Solidarietà, arte e medicina nel ricordo di Benedetta

Solidarietà, arte e scienza medica. Nel “primo anno celebrato insieme”, la Fondazione “Benedetta è la vita onlus” ricompone tasselli importanti per edificare una società migliore e per lanciare un messaggio di speranza ai giovani.

 

“E’ bello – sottolinea la scrittrice Simonetta Agnello Hornby – che questa speranza parta dalla punta estrema della Penisola, perché il vero aiuto è quello che arriva direttamente all’utente  ed è profondo il rispetto che ho per quanto sta facendo la famiglia Nieddu del Rio”.

Nel ricordo della ragazzina reggina, scomparsa prima ancora di compiere sedici anni a causa di una forma aggressiva di leucemia, si ritrovano Simonetta, madrina della Fondazione, il testimonial, maestro Gerardo Sacco; e Jolanda Sarno, giovane laureata in biotecnologie mediche vincitrice della seconda borsa di studio promossa dalla Fondazione grazie alla quale effettuerà uno stage di sei mesi in California presso la Standford University per uno studio specifico sulle leucemie linfoblastiche infantili. Due i messaggi importanti: la solidarietà concreta che porta la firma della Fondazione, e la condivisione. Sono tante, infatti, le persone che insieme a Carmela e Costantino, i genitori di Benedetta, vivono il senso profondo di un impegno che arriva anche ai bisogni del territorio, ed in particolare delle famiglie disagiate. “Un anno intenso – esordisce Carmela- ricco di iniziative. E’ motivo di orgoglio che il nome di Benedetta e della Fondazione possano essere presenti in America per un progetto di ricerca di altissimo livello”.

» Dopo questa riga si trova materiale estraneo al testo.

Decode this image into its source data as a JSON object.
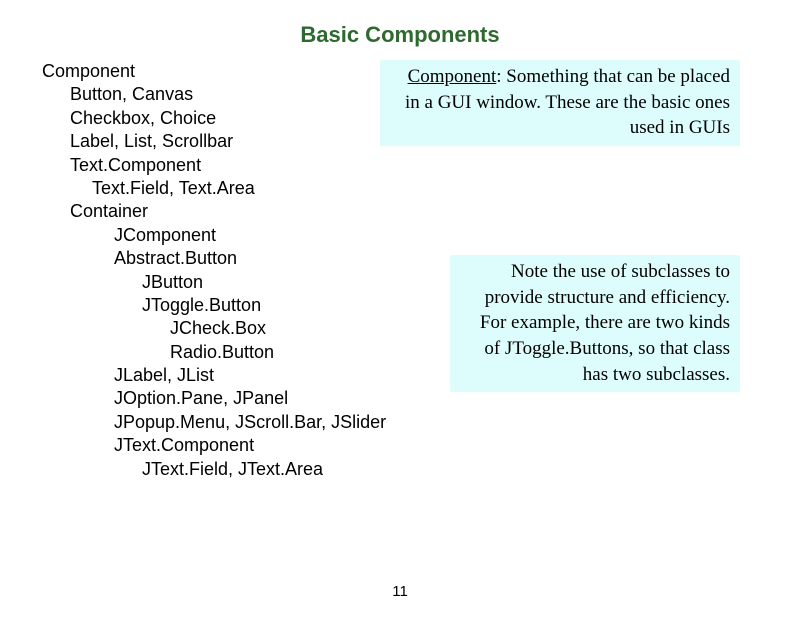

L’incontro, moderato da Tonino Nocera, ha visto anche l’omaggio di un quadro realizzato dall’artista reggino Salvatore Smorto a Simonetta Agnello Hornby. “Ringrazio la famiglia Nieddu del Rio della possibilità che mi offre di approfondire cause ed effetti delle mutazioni genetiche. La sfida è arrivare a curare il 25 per cento dei pazienti che ancora sono inguaribili” dice la giovane vincitrice. Ed ecco Gerardo Sacco. Resta quasi spiazzato quando Carmela lo invita al tavolo dei lavori, ma li è parte integrante di quella creatività che aiuta a trasformare la sofferenza in energia. E poi, il suo rapporto con la Fondazione ha bruciato tutti i tempi, nascendo e sviluppandosi nel segno di una grande complicità, sentimentale ed artistica, direttamente dentro l’anima ed il sorriso di Benedetta.

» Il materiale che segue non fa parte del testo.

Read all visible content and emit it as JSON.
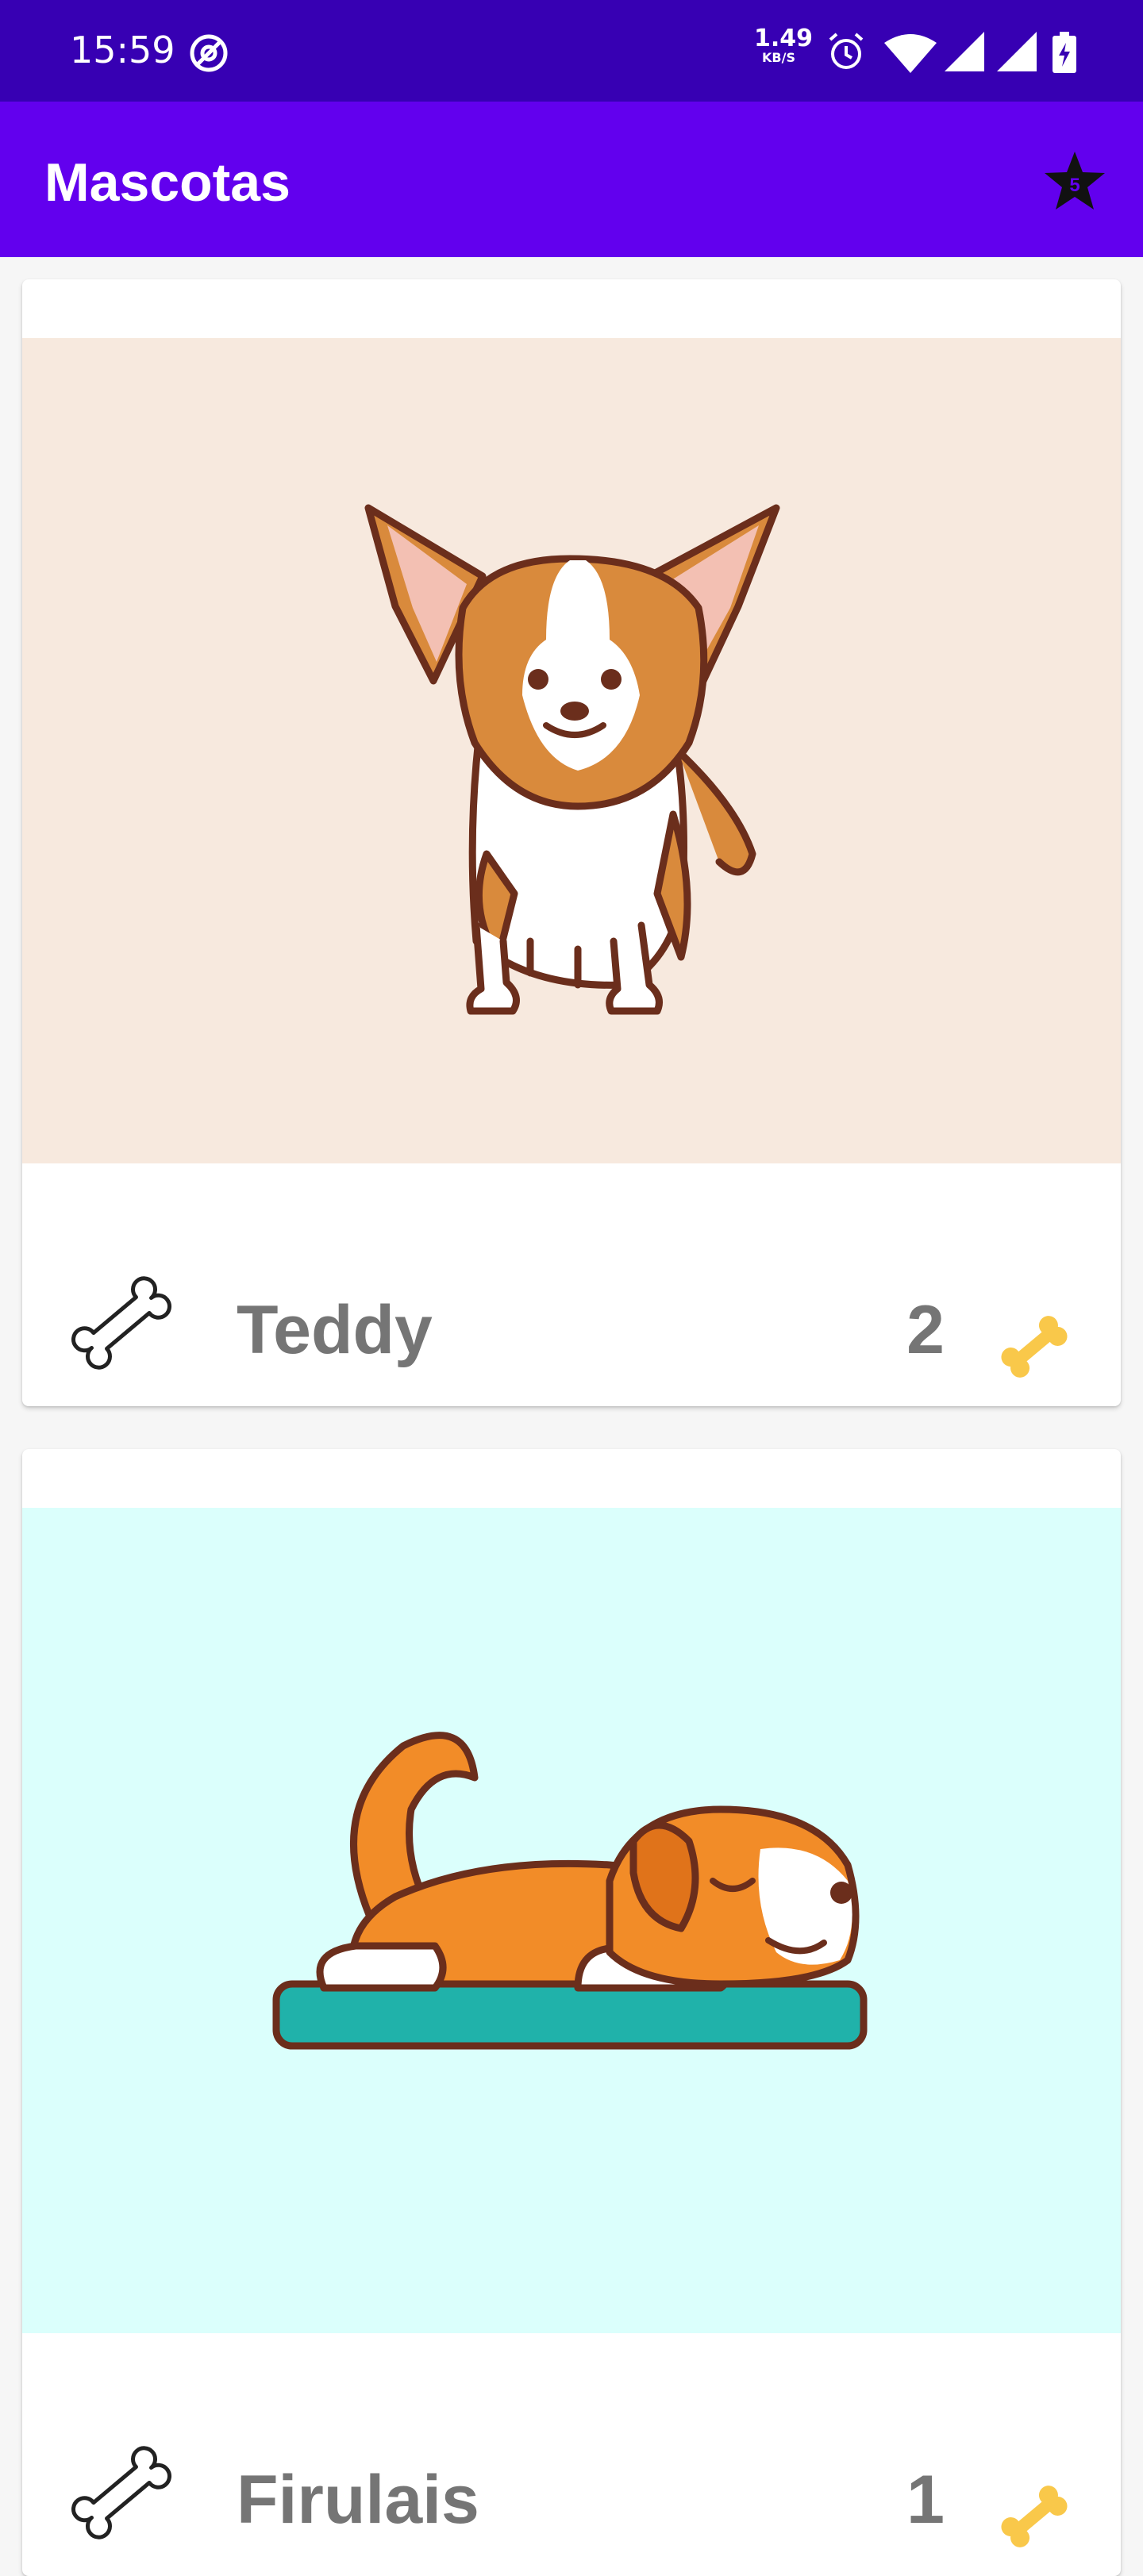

“Amo parlare con le creazioni – confessa l’orafo. Ma una cosa la devo dire: se avessi conosciuto Carmela e Costantino subito dopo la morte della mia amato moglie, forse avrei trovato il coraggio di fare quello che hanno fatto loro. Invece, mi sono alienato per due anni, distruggendo quello che avevo realizzato per poi rinascere. Sono orgoglioso di legare il mio nome alla Fondazione con l’augurio che i giovani calabresi possano studiare nella loro terra”.